Travail : la révolte des trentenaires

Par Levidepoches
Posté par : rudy
Lu sur : ELLE
Posté sur : le vide poches / planning strategique
                   
  • Le désenchantement

  • La réussite et le pouvoir ne fascinent plus

  • Des carrières plus morcelées

  • La peur au labeur

Mais où sont donc passés les jeunes loups ? Aujourd’hui, faire carrière n’est plus une fin en soi, gagner de l’argent ne suffit plus. Chez les jeunes diplômés, la quête du sens et de l’équilibre personnel prévaut. Enquête auprès de ces battants d’un nouveau genre.
Dorothée Werner avec Hélène Fresnel.

« Ni pauvres ni riches. Ni heureux ni malheureux. Ni soumis ni révoltés. Ni vils ni nobles. Ni pro ni anticapitalistes. Nous
voilà, les salariés, les cadres (trentenaires, ndlr), vaste armée démobilisée et sceptique attendant, sinon le Grand Soir, au moins le soir. » Qui ose dépeindre ainsi le désenchantement des jeunes diplômés des grandes écoles, dans ce pays dont les deux mots d’ordre récents (« Travailler plus pour gagner plus » et « La chasse à la glandouille ») bénéficient d’un large consensus ? Qui ose présenter les forces vives de la nation aussi démotivées, éreintées d’avance par l’ennui mortel de la vie de bureau, comptant leurs heures comme de vulgaires gratte-papier malgré des études longues et sacrificielles, tout en rêvant d’intensité, de vie de famille, de voyages au bout du monde, de métiers artistiques, de joies simples ? Qui ose parler ainsi ?

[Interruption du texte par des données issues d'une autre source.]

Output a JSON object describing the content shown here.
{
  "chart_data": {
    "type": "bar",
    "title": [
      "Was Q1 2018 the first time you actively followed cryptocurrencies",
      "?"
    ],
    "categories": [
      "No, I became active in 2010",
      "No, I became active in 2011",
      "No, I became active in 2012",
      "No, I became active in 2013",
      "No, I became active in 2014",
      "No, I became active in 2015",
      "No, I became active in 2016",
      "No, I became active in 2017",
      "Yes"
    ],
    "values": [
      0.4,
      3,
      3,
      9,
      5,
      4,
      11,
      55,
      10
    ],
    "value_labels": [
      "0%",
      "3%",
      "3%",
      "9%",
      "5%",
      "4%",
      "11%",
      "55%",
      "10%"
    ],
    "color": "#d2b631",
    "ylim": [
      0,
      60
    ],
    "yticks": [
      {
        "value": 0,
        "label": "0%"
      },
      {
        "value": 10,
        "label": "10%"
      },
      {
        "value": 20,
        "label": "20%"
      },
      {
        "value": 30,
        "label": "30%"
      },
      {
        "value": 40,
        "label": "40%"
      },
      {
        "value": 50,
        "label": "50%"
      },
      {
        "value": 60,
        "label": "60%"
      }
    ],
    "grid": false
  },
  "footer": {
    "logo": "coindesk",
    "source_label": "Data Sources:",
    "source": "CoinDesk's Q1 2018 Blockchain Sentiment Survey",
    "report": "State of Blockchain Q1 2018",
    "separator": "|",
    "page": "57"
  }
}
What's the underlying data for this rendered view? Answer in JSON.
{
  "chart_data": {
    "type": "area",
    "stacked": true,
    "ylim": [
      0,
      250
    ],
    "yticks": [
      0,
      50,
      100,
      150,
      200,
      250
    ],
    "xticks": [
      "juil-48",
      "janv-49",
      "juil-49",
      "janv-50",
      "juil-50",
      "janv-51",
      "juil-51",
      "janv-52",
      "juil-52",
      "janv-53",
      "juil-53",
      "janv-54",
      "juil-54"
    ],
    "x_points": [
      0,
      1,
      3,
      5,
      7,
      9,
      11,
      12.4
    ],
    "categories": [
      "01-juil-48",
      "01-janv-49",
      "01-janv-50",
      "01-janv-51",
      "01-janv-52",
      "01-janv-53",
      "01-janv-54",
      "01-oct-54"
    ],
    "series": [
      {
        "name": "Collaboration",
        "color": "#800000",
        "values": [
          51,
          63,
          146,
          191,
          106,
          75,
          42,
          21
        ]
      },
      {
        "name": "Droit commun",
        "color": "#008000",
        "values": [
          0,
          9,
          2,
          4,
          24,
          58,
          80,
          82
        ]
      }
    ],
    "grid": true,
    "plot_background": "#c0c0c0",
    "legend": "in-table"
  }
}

Teodor Limann. A32 ans, ce polytechnicien a déjà une brillante carrière derrière lui, entre cabinets de consultants prestigieux et directions financières de grands groupes. Son petit livre générationnel (1) réussit la prouesse d’être à la fois décapant et très bien écrit. Avec un sens aigu du détail, il évoque les mille et un sacrifices encaissés par sa génération pour se fondre sans convictions dans le moule ultra-formaté de l’entreprise. « Une génération romantique est ainsi en train d’éclore, écrit-il, et c’est là une bien curieuse ironie de voir des bataillons de diplômés surentraînés prêts à tout pour échapper au costume-cravate et n’être jamais directeurs de rien. » Ce fils de profs, qui publie sous pseudo pour ne pas mettre en péril son parcours professionnel, ne remet pas en question l’idée même de travail, mais semble traversé par une seule et vaste question : « Tout ça pour quoi ? »

Combien sont-ils, ces jeunes diplômés de grandes écoles rêvant comme Teodor Limann d’être hommes au foyer dans une petite maison de pêcheur, passant leurs journées à s’occuper des enfants et leurs nuits à écrire des romans ? Combien sont-ils qui étouffent leur vague à l’âme chaque matin sous leur costume Agnès b. avant de s’enquiller, pour un (très) bon salaire et à un poste jugé plus qu’enviable par l’ensemble ou presque de la société, dix ou douze heures absurdes devant leur ordinateur ? Certains objecteront que le blues du jeune normalien, le spleen post-HEC et l’errance métaphysique des polytechniciens ne pèsent pas lourd face à l’angoisse de hordes de gamins sans qualification
qui rêvent de décrocher, un jour peut-être, un CDD au Smic. C’est vrai. Sauf que cette nouvelle défiance des élites vis-à-vis du monde du travail, constatée par moult économistes, sociologues, directeurs d’études et spécialistes des ressources humaines de ce pays, illustre une tendance qui sent le long terme et risque de se propager dans toutes les couches de la société.